O primeiro estudo acadêmico abrangente sobre o tema foi publicado em abril na Lancet Psychiatry sob o título de "delírios relacionados à IA". Thomas Pollak, psiquiatra do King's College de Londres e coautor da pesquisa, relata que o meio acadêmico registrou divergências iniciais sobre o assunto, sob o argumento de que a questão parecia ficção científica. O estudo, no entanto, alerta que a psiquiatria corre o risco de ignorar mudanças significativas que a inteligência artificial já está provocando na psicologia de bilhões de pessoas em todo o mundo. O termo "psicose induzida por IA", usado por alguns dos relatos, ainda não é reconhecido como diagnóstico clínico oficial.

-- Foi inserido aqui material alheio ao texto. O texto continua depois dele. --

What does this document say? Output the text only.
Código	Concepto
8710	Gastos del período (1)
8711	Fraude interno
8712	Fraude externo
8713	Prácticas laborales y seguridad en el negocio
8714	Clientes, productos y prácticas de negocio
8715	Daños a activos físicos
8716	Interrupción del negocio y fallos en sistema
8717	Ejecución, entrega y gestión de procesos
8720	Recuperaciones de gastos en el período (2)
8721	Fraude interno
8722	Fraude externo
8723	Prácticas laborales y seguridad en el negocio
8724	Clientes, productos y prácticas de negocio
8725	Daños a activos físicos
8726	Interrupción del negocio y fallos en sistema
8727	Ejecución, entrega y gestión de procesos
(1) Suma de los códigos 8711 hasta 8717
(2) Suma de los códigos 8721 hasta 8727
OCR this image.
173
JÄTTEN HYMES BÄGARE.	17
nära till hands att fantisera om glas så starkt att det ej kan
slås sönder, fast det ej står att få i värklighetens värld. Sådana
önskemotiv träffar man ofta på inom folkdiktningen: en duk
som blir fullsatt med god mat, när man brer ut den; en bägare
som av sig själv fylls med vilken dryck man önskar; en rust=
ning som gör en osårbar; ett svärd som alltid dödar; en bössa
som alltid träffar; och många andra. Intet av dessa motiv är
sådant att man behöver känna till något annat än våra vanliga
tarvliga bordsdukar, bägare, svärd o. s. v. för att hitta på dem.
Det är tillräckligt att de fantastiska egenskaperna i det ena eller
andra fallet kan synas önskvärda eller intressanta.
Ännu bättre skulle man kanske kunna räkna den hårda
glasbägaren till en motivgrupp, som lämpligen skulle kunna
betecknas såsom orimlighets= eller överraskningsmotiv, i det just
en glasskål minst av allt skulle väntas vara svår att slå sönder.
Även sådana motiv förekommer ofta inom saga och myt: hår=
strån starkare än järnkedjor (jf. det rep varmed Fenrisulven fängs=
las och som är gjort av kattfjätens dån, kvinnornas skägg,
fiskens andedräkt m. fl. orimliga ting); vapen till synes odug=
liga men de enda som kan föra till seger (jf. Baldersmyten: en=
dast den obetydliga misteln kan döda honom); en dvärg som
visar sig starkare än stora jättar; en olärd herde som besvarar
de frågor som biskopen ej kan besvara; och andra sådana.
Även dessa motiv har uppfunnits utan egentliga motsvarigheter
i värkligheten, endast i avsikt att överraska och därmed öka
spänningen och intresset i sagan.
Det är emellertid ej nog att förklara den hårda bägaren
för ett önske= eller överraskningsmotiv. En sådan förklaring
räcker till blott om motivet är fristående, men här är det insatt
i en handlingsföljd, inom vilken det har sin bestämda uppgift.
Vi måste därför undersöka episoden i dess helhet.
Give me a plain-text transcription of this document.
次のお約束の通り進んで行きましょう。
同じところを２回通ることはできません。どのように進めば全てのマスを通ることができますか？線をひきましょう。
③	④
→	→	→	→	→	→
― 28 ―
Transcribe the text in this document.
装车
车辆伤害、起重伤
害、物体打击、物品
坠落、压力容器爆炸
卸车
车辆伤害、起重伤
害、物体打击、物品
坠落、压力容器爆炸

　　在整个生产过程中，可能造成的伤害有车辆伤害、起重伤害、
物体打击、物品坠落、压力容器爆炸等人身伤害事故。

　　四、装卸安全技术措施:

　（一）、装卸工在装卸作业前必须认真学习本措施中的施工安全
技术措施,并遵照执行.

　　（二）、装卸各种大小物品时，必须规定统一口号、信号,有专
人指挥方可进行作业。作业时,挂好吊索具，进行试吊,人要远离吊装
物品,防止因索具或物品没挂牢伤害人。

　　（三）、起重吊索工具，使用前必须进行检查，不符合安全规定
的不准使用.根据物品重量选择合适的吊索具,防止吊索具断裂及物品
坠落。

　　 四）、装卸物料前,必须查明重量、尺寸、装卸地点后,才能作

Uma atualização do ChatGPT-4, lançada pela OpenAI em abril de 2025, agravou os quadros relatados por Millar e Biesma. A versão tornava o assistente excessivamente bajulador com os usuários, o que levou a empresa a retirar a atualização poucas semanas depois. Questionada sobre o tema, a OpenAI afirmou que a segurança é uma prioridade absoluta e que mais de 170 especialistas em saúde mental foram consultados durante o desenvolvimento. Segundo dados internos da empresa, a versão 5 do GPT, disponível desde agosto de 2025, reduziu entre 65% e 80% as respostas que não correspondiam ao comportamento desejado em relação à saúde mental.
Apesar da correção, usuários vulneráveis relataram que os elogios frequentes do chatbot geravam uma sensação comparável à liberação de dopamina provocada por substâncias psicoativas. Recentemente, relatos de "espirais" semelhantes também começaram a surgir entre usuários do Grok, assistente de inteligência artificial integrado à rede social X, de Elon Musk. A empresa não respondeu às solicitações da France Presse sobre o assunto.
A OpenAI já enfrenta processos judiciais no Canadá após o uso do ChatGPT por um jovem de 18 anos que, neste ano, matou oito pessoas. O caso acrescenta pressão sobre a necessidade de regulação mais rigorosa das ferramentas de inteligência artificial generativa. No Canadá, uma comunidade digital passou a oferecer apoio às pessoas afetadas, utilizando o termo "espiral" para descrever o fenômeno. Os membros dessa comunidade alertam para os riscos de chatbots sem regulação adequada e defendem maior proteção aos usuários.
Millar defende que as empresas de inteligência artificial devem ser responsabilizadas pelos impactos de seus produtos. Ele compara sua experiência a um experimento global no qual pessoas foram manipuladas sem saber. Para ele, a regulação da União Europeia oferece um caminho mais proativo do que as abordagens adotadas no Canadá e nos Estados Unidos. O debate sobre os limites éticos e legais dos assistentes conversacionais de inteligência artificial permanece aberto, enquanto pesquisadores buscam compreender melhor como essas ferramentas podem afetar a saúde mental de seus usuários.